Celestethedj Alexander: I find myself leaning towards certain producers, which have specific “sounds”. I LOVE what Josh Milan is doing with his Label "Honeycomb", and I’m a big Louie Vega Fan, Glenn Underground, Vick Lavender, Pete Simpson, Atjazz, Dolls Combers, Zepherin Saint and a few others all have works out currently that are in my current rotation.
MzHouse Diva: What advice would you give to ‘up and coming’ female DJs?
Celestethedj Alexander: Don’t be discouraged, but fall in love with the CRAFT for yourself, not for where you think it can take you. We all have T&A, but that’s not what makes you a DJ. Don’t compromise your personal principles just to get put on.
MzHouse Diva: What were some of the challenges you faced coming up in a male-dominated field?

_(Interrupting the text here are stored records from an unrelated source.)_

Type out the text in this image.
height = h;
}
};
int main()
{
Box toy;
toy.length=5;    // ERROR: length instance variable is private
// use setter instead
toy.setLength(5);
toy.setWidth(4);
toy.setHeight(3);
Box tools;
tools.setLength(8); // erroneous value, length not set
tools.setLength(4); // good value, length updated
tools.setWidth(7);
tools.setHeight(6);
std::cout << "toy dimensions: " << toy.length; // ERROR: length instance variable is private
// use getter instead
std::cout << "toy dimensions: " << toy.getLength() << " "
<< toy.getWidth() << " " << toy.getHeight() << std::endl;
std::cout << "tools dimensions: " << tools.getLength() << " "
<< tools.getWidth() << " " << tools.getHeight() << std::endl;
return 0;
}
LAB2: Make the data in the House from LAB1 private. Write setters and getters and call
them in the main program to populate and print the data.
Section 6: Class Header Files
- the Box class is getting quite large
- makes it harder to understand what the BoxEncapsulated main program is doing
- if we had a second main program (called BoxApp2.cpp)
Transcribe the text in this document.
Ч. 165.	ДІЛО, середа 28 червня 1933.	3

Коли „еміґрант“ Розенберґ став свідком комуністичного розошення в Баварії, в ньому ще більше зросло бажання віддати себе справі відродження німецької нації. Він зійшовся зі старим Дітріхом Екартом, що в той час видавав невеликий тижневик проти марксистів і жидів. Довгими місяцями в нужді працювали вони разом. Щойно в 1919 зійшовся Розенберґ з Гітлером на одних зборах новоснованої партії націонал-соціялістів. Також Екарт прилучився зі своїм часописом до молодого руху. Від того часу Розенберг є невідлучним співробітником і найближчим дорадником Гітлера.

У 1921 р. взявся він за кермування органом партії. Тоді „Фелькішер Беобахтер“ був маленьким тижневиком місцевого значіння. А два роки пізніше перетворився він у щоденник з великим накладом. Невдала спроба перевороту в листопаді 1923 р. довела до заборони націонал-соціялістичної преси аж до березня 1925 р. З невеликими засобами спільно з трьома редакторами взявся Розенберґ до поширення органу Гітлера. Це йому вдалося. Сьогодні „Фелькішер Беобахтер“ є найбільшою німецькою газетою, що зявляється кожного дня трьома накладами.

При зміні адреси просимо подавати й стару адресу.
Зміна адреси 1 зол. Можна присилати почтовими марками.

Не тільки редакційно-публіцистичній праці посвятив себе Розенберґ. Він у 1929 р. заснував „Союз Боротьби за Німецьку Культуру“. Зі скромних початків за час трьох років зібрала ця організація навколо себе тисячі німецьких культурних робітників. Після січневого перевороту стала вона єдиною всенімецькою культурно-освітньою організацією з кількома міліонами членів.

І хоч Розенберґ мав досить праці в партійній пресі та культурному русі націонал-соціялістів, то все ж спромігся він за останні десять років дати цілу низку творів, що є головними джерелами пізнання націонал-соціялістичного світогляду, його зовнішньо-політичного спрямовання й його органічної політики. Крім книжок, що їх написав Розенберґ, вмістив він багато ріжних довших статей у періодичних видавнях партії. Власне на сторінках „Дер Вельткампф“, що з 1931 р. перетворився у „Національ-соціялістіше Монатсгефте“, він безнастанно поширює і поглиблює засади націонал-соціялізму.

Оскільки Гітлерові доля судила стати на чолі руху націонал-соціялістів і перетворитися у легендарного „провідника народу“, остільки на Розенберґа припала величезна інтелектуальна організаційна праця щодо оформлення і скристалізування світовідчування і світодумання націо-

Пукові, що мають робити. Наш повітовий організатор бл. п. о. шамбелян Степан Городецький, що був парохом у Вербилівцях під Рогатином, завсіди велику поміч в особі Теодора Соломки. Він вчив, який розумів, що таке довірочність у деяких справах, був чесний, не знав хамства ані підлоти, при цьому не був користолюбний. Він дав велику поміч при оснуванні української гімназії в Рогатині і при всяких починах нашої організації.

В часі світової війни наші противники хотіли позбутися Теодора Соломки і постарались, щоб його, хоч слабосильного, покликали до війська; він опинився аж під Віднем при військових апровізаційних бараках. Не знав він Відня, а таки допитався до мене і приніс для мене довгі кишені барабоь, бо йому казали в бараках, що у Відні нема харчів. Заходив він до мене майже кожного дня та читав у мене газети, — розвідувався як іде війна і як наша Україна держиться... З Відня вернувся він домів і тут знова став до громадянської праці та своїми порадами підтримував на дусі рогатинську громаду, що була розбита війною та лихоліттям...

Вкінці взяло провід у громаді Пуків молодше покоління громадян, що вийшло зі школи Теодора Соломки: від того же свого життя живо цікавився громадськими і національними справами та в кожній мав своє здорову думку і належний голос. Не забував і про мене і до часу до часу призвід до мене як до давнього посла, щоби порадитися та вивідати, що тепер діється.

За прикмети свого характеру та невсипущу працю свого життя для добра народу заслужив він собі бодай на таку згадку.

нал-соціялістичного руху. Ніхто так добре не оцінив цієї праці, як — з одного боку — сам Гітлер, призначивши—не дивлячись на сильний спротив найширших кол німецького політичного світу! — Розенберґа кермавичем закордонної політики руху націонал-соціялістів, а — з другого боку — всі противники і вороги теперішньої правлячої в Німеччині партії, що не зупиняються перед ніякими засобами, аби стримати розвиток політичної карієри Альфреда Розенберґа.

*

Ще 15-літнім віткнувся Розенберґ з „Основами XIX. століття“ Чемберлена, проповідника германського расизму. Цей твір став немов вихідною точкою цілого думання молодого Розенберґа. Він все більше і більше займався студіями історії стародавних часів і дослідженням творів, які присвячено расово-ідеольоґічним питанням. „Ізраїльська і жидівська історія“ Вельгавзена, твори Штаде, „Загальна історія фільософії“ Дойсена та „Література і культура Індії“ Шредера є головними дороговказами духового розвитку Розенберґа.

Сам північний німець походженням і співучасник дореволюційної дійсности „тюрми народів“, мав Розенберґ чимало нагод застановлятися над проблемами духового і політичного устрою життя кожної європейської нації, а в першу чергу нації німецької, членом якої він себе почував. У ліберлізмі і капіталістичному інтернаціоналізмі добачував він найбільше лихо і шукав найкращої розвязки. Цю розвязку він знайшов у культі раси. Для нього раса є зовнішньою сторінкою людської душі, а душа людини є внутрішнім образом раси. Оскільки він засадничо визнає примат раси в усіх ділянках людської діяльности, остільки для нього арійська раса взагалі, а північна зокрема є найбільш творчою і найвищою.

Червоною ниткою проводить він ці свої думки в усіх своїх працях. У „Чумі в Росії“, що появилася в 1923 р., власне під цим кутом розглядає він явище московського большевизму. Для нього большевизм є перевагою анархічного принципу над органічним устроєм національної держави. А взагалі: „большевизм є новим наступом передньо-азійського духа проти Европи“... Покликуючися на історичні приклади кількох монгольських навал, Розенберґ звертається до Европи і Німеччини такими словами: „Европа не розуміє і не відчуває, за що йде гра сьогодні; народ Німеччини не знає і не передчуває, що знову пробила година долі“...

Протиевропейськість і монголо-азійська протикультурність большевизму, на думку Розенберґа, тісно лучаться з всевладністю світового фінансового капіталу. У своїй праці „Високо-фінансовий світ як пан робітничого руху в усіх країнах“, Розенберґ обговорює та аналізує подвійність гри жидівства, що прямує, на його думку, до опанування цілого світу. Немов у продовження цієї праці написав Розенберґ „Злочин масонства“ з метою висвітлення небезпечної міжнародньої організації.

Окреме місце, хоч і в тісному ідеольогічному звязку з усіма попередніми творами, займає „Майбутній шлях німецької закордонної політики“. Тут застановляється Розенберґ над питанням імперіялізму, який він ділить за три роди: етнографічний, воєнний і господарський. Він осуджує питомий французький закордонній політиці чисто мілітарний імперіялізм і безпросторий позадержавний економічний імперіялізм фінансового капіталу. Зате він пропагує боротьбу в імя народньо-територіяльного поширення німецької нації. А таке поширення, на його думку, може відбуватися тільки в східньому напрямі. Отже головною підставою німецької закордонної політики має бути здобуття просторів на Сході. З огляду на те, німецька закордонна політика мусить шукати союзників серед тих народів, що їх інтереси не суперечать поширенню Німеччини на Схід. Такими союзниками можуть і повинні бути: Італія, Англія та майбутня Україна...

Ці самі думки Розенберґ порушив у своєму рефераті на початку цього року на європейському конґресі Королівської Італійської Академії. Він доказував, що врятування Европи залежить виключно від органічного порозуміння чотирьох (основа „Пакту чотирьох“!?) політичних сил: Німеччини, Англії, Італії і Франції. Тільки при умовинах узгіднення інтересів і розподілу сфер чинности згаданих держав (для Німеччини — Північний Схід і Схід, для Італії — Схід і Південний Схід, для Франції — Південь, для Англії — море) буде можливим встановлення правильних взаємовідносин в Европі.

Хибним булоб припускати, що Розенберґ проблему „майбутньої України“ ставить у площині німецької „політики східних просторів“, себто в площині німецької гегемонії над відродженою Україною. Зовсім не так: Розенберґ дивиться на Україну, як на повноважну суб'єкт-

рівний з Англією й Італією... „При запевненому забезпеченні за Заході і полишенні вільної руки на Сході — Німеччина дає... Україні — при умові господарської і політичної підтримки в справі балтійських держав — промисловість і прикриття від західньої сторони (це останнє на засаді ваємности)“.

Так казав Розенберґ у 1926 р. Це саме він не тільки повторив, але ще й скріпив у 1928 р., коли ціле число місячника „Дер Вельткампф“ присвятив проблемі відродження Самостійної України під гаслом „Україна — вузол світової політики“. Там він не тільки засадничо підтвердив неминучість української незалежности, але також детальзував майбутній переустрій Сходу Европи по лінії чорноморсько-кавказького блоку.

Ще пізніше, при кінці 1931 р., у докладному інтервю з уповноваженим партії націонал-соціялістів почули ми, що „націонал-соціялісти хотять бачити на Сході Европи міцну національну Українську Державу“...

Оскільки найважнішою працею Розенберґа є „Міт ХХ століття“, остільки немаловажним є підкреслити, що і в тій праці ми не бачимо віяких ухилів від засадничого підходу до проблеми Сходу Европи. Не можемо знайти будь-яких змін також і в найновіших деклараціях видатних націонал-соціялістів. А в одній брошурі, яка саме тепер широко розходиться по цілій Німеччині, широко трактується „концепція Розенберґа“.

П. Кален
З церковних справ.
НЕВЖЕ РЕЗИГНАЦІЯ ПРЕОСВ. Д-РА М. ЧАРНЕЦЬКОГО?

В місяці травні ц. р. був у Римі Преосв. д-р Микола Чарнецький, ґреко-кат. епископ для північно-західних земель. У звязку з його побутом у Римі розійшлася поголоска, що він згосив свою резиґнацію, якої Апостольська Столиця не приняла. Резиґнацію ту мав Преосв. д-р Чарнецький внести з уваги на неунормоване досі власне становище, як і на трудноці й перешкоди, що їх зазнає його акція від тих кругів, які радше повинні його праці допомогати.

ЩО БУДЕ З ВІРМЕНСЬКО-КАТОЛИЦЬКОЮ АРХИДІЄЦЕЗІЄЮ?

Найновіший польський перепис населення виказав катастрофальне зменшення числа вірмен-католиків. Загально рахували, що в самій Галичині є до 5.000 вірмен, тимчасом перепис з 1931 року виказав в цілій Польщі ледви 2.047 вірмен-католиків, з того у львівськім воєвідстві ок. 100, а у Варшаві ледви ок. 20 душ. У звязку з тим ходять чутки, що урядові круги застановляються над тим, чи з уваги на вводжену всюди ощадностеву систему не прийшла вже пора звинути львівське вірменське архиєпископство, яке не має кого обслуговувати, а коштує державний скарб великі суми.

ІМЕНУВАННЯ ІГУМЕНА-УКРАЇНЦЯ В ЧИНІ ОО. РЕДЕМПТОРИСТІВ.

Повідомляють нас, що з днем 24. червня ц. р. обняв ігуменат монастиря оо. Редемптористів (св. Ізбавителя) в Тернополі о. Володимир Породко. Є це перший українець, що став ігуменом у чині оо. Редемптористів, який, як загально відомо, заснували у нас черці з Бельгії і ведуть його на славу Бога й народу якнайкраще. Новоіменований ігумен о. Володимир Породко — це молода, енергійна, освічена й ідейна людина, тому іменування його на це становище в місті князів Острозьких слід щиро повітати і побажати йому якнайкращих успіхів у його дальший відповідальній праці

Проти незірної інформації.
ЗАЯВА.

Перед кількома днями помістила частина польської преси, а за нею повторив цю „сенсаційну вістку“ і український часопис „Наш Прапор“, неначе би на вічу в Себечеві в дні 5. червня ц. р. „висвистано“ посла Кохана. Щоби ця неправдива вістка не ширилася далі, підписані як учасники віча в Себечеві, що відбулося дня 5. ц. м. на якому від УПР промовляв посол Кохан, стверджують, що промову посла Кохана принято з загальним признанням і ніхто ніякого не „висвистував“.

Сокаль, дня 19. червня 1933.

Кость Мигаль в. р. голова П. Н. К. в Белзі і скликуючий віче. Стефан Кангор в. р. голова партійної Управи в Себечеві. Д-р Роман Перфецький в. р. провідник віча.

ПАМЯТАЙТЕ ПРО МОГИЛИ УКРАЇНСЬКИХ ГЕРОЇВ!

Celestethedj Alexander: I guess acknowledgement of my skill-set by my male counterparts was the hardest early on. Finding someone who would help to promote me without trying to get into my pants was also a challenge at one point. Not quitting was hard, and then coming back after a long period of time was very hard. Staying relevant and now Other DJ who are females /competition can be a challenge also. There were so few of us 30 years ago, now we are everywhere BUT not everyone is in this for the same reasons and stereotyping is REAL!
MzHouse Diva: What do you think of the female DJ demographic? Will we see some growth in the coming years?
Celestethedj Alexander: Although it will probably never happen across the board, I no longer look at us as Males/Females. I wish others could do the same. I think the DJ demographic itself is over populated. But it will probably continue to grow for both genders as the technology gets easier and what we do continue to appeal as being some type of glamorous existence.
MzHouse Diva: If you could change one thing about the house music industry, what would it be?
Celestethedj Alexander: I would take our music out of Lounges, and other places NOT designed for dance, and put the parties back where we can dance at. Abolish the “rave law” in Chicago would be a great start.
MzHouse Diva: Would you like to pick out your best DJ set for 2014?
Celestethedj Alexander: So far No, I don’t have a favorite; I just play my spirit and feed from the dancers on the floor.
MzHouse Diva: Do you think to become a well-known DJ, having a certain image and style helps as well?
Celestethedj Alexander: I'm sure having an image and a specific playing style is what separates us. For me, I've been doing this for such a long time, I'm sure my image has changed, my style also but I try to always hone and keep my skills tight.
MzHouse Diva: Do you think you have a consistent sound that ties everything you do together?
Celestethedj Alexander: I don't know, I guess that may be a better question for the listeners and fans to answer about me. I just play my spirit.
MzHouse Diva: What do you see in the future of house music?
Celestethedj Alexander: I’m not sure, but I know if we can’t get our youth to embrace it, like they have in other countries in the United States…….It's going to be rough in 20 years to find it like we have it now.
MzHouse Diva: How would you like to see your music career in a few years from now?
Celestethedj Alexander: Retired! Lol, although I love doing what I do, I’m really not sure how much longer I want to do it. But I’ve been saying this for a while now and somehow my love for it keeps me in the game and driven to do more….
MzHouse Diva: Can you tell us about your future plans or Have you any plans (personal or business) that you can share with goals?
Celestethedj Alexander: I still would like to do some overseas parties, London, Japan, Paris, South Africa, just to experience the House Culture in places other than the United States.
MzHouse Diva: Thank you so much for taking the time out of your busy schedule and doing this interview for the blog. We greatly appreciate it.